(Texto: Paco Velasco) Aquello de “haz lo que digo pero no lo que hago” se erige en cumbre del cinismo político más escalofriante. Ya lo exprese un gobernante civil que un dirigente religioso. Si Maquiavelo recorrió las cordilleras más elevadas del “estadista”, la doctrina que nos legó se ha fortalecido en los días confusos, por peligrosos, que vivimos.
Los proverbios bíblicos ya nos avisaban de que la muerte y la vida están en poder de la lengua. La dialéctica, antes y después de Hegel, es un juego de guerra despiadada. Acaso el arma más mortífera sea sustantivar como diálogo lo que es un corrosivo abuso de dominio de la comunicación verbal. Se trata de consagrar el monólogo como suerte de conversación hipócrita donde uno predica y los demás asienten desde el silencio sumiso. No hay, pues, libertad de expresión. Todo se reduce, por tanto, a turbia manifestación de una cátedra de tirano.
Mi defensa de las lenguas en España ha sido, y lo mantengo, cuestión de raciocinio incluso materialista.

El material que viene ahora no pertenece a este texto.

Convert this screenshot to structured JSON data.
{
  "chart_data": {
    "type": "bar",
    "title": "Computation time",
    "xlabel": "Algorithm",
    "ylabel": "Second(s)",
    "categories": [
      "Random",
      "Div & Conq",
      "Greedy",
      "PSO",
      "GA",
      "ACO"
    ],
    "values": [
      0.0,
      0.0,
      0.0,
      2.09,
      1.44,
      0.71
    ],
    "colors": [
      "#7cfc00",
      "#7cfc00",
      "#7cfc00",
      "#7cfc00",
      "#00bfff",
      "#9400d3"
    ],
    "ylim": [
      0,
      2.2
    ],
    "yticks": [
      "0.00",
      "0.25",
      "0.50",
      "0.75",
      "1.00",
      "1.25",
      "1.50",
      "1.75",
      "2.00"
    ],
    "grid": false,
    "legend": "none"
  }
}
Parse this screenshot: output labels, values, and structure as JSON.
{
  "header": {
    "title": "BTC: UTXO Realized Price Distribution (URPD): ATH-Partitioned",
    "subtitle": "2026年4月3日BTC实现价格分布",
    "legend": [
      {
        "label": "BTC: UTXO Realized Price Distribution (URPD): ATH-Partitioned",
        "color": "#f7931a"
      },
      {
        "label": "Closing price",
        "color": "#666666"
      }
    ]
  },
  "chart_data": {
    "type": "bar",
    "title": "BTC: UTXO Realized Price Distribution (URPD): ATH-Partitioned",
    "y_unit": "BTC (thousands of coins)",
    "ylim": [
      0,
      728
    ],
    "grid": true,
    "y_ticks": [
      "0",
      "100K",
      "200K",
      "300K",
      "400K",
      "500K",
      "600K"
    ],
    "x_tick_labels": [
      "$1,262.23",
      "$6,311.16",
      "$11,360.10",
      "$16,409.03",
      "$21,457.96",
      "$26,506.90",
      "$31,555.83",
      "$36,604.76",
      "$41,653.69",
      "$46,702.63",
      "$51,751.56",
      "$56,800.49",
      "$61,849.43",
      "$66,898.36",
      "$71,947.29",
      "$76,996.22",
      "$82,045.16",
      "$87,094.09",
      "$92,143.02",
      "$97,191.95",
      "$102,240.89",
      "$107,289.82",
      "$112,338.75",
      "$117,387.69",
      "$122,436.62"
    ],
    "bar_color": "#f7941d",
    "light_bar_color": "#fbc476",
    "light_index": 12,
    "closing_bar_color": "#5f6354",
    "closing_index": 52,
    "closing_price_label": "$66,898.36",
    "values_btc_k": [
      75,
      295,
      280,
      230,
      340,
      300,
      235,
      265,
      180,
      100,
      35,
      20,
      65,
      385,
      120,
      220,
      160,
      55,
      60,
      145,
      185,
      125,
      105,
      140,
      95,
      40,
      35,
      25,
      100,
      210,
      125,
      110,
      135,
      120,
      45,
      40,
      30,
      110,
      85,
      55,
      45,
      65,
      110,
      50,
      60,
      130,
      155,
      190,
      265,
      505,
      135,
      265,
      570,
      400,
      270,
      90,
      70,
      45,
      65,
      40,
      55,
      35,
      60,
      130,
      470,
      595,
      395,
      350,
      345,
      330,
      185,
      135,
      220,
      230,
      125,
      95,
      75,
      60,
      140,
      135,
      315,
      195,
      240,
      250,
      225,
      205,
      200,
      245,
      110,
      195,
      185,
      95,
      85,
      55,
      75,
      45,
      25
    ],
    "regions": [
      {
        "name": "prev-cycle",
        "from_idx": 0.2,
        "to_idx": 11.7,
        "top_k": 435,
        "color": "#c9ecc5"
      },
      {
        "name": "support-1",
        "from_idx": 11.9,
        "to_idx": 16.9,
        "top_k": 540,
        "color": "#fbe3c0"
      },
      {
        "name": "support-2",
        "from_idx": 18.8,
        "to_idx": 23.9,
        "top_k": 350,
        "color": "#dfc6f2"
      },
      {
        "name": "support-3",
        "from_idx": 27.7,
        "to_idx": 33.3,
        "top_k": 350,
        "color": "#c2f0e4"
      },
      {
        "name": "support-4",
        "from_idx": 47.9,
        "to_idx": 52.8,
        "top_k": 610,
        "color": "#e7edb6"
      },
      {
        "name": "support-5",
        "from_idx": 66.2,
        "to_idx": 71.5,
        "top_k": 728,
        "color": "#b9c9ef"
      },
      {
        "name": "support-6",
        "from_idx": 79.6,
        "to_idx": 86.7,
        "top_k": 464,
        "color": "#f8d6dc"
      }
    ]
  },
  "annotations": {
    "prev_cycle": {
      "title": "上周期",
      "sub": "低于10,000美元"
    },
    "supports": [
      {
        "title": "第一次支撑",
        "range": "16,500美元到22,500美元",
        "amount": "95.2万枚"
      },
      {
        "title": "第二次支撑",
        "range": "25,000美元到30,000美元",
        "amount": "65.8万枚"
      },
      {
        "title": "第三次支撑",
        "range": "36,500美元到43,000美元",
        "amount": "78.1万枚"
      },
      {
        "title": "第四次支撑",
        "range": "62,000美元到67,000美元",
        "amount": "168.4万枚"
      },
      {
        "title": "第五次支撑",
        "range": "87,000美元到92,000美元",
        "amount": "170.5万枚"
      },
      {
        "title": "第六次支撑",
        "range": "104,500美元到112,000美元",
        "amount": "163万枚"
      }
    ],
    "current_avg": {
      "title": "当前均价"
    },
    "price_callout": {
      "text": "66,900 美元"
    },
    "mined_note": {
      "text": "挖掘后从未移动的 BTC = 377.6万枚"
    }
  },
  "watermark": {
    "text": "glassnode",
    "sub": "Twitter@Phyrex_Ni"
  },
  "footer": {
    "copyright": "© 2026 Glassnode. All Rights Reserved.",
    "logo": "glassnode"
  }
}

Tres mejor que dos y siete que seis. Toda lengua es una joya. Una pluralidad de las mismas, un tesoro. De ahí mi aversión por el uso falaz y torticero de la inmersión lingüística de los supremacistas catalanes. Para esta gente ignorante y avara, una lengua, la catalana, es el método diabólico de robar a la ciudadanía su derecho a lucir el patrimonio, verbal y escrito, que les ha sido legado por sus ascendientes.
El Gobierno del PP tiene en su mano, merced al 155, la facultad de enriquecer a esa sociedad con el uso vehicular de la enseñanza en castellano y en catalán. Si no lo hacen, es porque la cobardía impera. Que Rajoy y compañía se dejen de monsergas y de eufemismos y otorguen a los ciudadanos lo que a ellos deben.